Llovía a torrentes cuando me levanté para asistir a la escuela. El cielo no permitía ver la hora. Abuela estaría moliendo el maíz para las arepas. Arnulfo seguía echado sobre el petate de la puerta del cuarto de Picuenigua y Adelfa, dormido como un camarón.
Entro en el cuarto de mis padres que roncan y en la oscuridad busco la moneda de cinco centavos que me regalan los lunes para comprar una empanada.
Como no la encuentro abro la puerta del armario y meto la mano en el bolsillo de un saco, donde mi mamá guarda todo. No hay moneda, pero mis dedos se enredan con esa cadena y esa efigie que ella se pone cada mil años. Me escabullo sin hacer bulla.
Iré por el andén protegido por los aleros, pero la Carrera Quinta va a ser un río que me acabará los zapatos. Olga García se asomará esta tarde a las 5:00 al balcón de su habitación en el cuarto piso para vernos salir de la escuela de varones número 10 República de México, a la que todo Cali llama San Nicolás. Esperará de Víctor Mario o de Luis Alfonso, que siempre tienen con qué, o de mí, que nunca lo he hecho, la invitación a comer un helado, o tal vez un pastel, enseguida de la casa de los Brión.
Solo la he visto en su balcón y cruzando el parque, cuando viene de su colegio privado. Todos morimos por ella, peleamos por ella, sin que ella lo sepa, pero yo soy el que más muero, el que más peleo.
A estas alturas de la vida, mientras contemplo con mi último amor cómo progresa el ensayo de la tormenta, un ramalazo memorioso me refresca la cara y coloca el rostro de mi primer amor sobre el de mi esposa presente. La beso con la misma pasión con que besé a Olga García esa tarde a las 5:20, cuando me acepta ir a comer un pastel y un helado, que dejamos servidos, mientras en un rincón del lugar unimos nuestros labios para siempre sin decir nada.
Como he llegado temprano a la escuela me encuentro a solas con el señor Paz, quien con sus gafas examina la cadena de oro mojada que le alargo, con una cruz copta con la incrustación de los cuatro clavos, así la llaman en casa y dicen que tiene una historia manchada de traiciones y asesinatos. Le digo que acabo de encontrarla bajo la lluvia y que se la vendo por 30 centavos. Me hace jurar por Dios que no miento y yo le hago prometer que no va a mandar a llamar a mi mamá para contarle de mi hallazgo.
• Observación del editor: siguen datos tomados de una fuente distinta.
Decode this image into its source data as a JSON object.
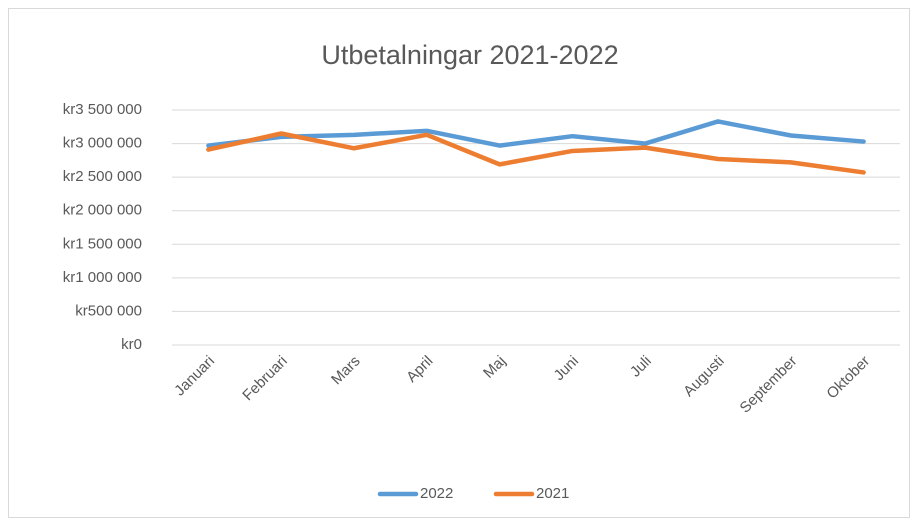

Con mis 30 monedas, producto del pecado polifacético que comprende el robo al oscuro, la ofensa a la madre, la mentira recalcitrante, el falso testimonio, el juramento en vano –todo bajo el acoso de la flama carnal- pude lograr mi primer beso, tal vez el único contacto que me dejó en la vida marca de fuego.
La tormenta no cuaja. Las nubes se disipan. Recuperada la calma, el remordimiento me asalta, pero no alcanza a volverse arrepentimiento.
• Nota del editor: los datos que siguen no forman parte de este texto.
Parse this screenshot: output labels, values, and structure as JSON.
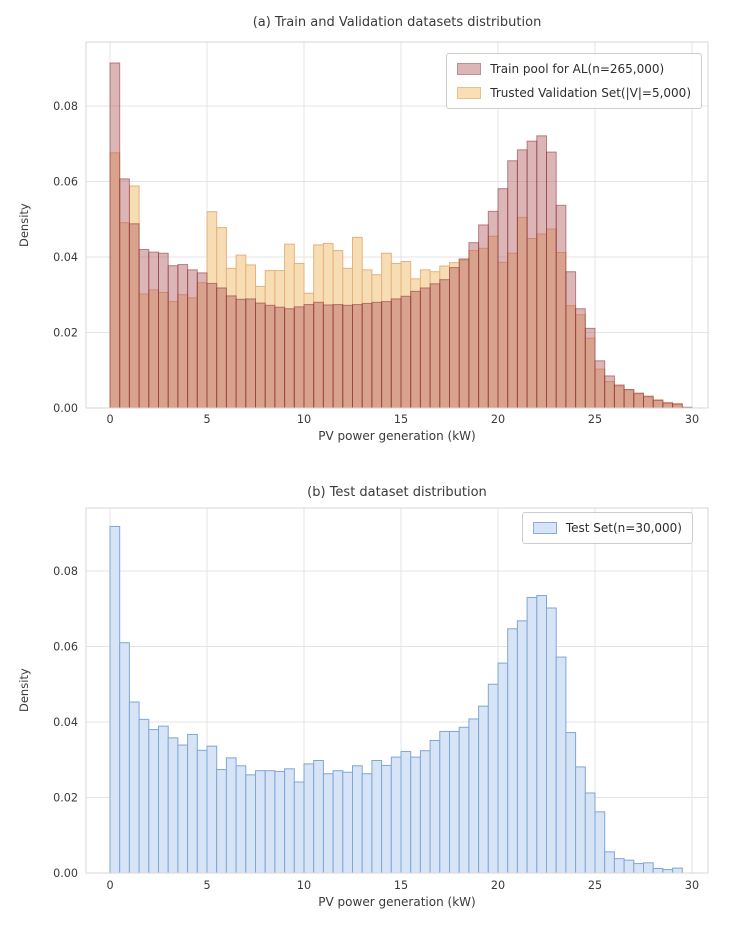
{
  "page": {
    "background": "#ffffff",
    "text_color": "#3a3a3a",
    "grid_color": "#e4e4e4",
    "border_color": "#d7d7d7"
  },
  "chart_data": [
    {
      "type": "bar",
      "subtype": "histogram",
      "title": "(a) Train and Validation datasets distribution",
      "xlabel": "PV power generation (kW)",
      "ylabel": "Density",
      "x_ticks": [
        0,
        5,
        10,
        15,
        20,
        25,
        30
      ],
      "y_ticks": [
        {
          "label": "0.00",
          "value": 0
        },
        {
          "label": "0.02",
          "value": 0.02
        },
        {
          "label": "0.04",
          "value": 0.04
        },
        {
          "label": "0.06",
          "value": 0.06
        },
        {
          "label": "0.08",
          "value": 0.08
        }
      ],
      "xlim": [
        -1.2,
        30.8
      ],
      "ylim": [
        0,
        0.097
      ],
      "grid": true,
      "legend_position": "upper right",
      "bin_start": 0,
      "bin_width": 0.5,
      "series": [
        {
          "name": "Train pool for AL(n=265,000)",
          "bar_fill": "rgba(178,90,95,0.45)",
          "bar_edge": "rgba(140,50,55,0.55)",
          "swatch_fill": "#dcb5b7",
          "swatch_edge": "#c18e92",
          "values": [
            0.0914,
            0.0607,
            0.0488,
            0.042,
            0.0413,
            0.041,
            0.0377,
            0.038,
            0.0366,
            0.0358,
            0.033,
            0.0318,
            0.0297,
            0.0288,
            0.0289,
            0.0278,
            0.0272,
            0.0267,
            0.0263,
            0.0268,
            0.0274,
            0.028,
            0.0273,
            0.0274,
            0.0272,
            0.0274,
            0.0277,
            0.028,
            0.0282,
            0.0289,
            0.0296,
            0.0309,
            0.0318,
            0.0329,
            0.034,
            0.0372,
            0.0395,
            0.0438,
            0.0485,
            0.0521,
            0.0581,
            0.0655,
            0.0684,
            0.0707,
            0.0721,
            0.0678,
            0.0537,
            0.0361,
            0.0263,
            0.0211,
            0.0125,
            0.0085,
            0.0061,
            0.0049,
            0.0038,
            0.003,
            0.002,
            0.0013,
            0.001,
            0.0002
          ]
        },
        {
          "name": "Trusted Validation Set(|V|=5,000)",
          "bar_fill": "#f7ddb3",
          "bar_edge": "#e6b17e",
          "swatch_fill": "#f8dfb6",
          "swatch_edge": "#e9c18c",
          "values": [
            0.0676,
            0.0491,
            0.0588,
            0.0302,
            0.0313,
            0.0306,
            0.0282,
            0.03,
            0.0292,
            0.0332,
            0.052,
            0.0478,
            0.037,
            0.0405,
            0.0379,
            0.0322,
            0.0364,
            0.0364,
            0.0434,
            0.0383,
            0.0304,
            0.0432,
            0.0436,
            0.0417,
            0.037,
            0.0452,
            0.0366,
            0.0353,
            0.041,
            0.0383,
            0.0388,
            0.0342,
            0.0366,
            0.0361,
            0.0376,
            0.0385,
            0.0392,
            0.0417,
            0.0423,
            0.0455,
            0.0386,
            0.041,
            0.0505,
            0.0449,
            0.0461,
            0.0474,
            0.0412,
            0.0271,
            0.0247,
            0.0185,
            0.0103,
            0.007,
            0.0058,
            0.0048,
            0.004,
            0.0032,
            0.0022,
            0.0015,
            0.0012,
            0
          ]
        }
      ]
    },
    {
      "type": "bar",
      "subtype": "histogram",
      "title": "(b) Test dataset distribution",
      "xlabel": "PV power generation (kW)",
      "ylabel": "Density",
      "x_ticks": [
        0,
        5,
        10,
        15,
        20,
        25,
        30
      ],
      "y_ticks": [
        {
          "label": "0.00",
          "value": 0
        },
        {
          "label": "0.02",
          "value": 0.02
        },
        {
          "label": "0.04",
          "value": 0.04
        },
        {
          "label": "0.06",
          "value": 0.06
        },
        {
          "label": "0.08",
          "value": 0.08
        }
      ],
      "xlim": [
        -1.2,
        30.8
      ],
      "ylim": [
        0,
        0.0967
      ],
      "grid": true,
      "legend_position": "upper right",
      "bin_start": 0,
      "bin_width": 0.5,
      "series": [
        {
          "name": "Test Set(n=30,000)",
          "bar_fill": "#d6e4f5",
          "bar_edge": "#7fa6d8",
          "swatch_fill": "#d6e4f5",
          "swatch_edge": "#89aedd",
          "values": [
            0.0918,
            0.061,
            0.0453,
            0.0407,
            0.038,
            0.0389,
            0.0358,
            0.0339,
            0.0367,
            0.0325,
            0.0336,
            0.0274,
            0.0305,
            0.0284,
            0.026,
            0.0271,
            0.0271,
            0.0269,
            0.0276,
            0.0241,
            0.0289,
            0.0298,
            0.0263,
            0.0271,
            0.0267,
            0.0284,
            0.0263,
            0.0298,
            0.0285,
            0.0307,
            0.0322,
            0.0307,
            0.0324,
            0.0351,
            0.0375,
            0.0375,
            0.0386,
            0.0408,
            0.0442,
            0.05,
            0.0556,
            0.0647,
            0.0668,
            0.073,
            0.0735,
            0.0702,
            0.0572,
            0.0372,
            0.0281,
            0.0212,
            0.0162,
            0.0056,
            0.0038,
            0.0034,
            0.0025,
            0.0027,
            0.0012,
            0.0009,
            0.0013,
            0
          ]
        }
      ]
    }
  ]
}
En la clínica agonizante, cuando ya no podía hablar porque la lengua se le había vuelto una bola en la boca, leí a mi madre mi poema San Nicolás School, donde hablando del señor Paz confieso que “me compró la cadena de oro con la cruz copta de mamá por 30 centavos”. Se le inyectaron los ojos, la sangre se le agolpó en la cabeza, sentí que quería escupirme la cara, y murió mientras yo corría en busca de la enfermera.
¿Imaginan lo bello que hubiera cerrado esta historia si en la enfermera hubiera reconocido el rostro de Olga García?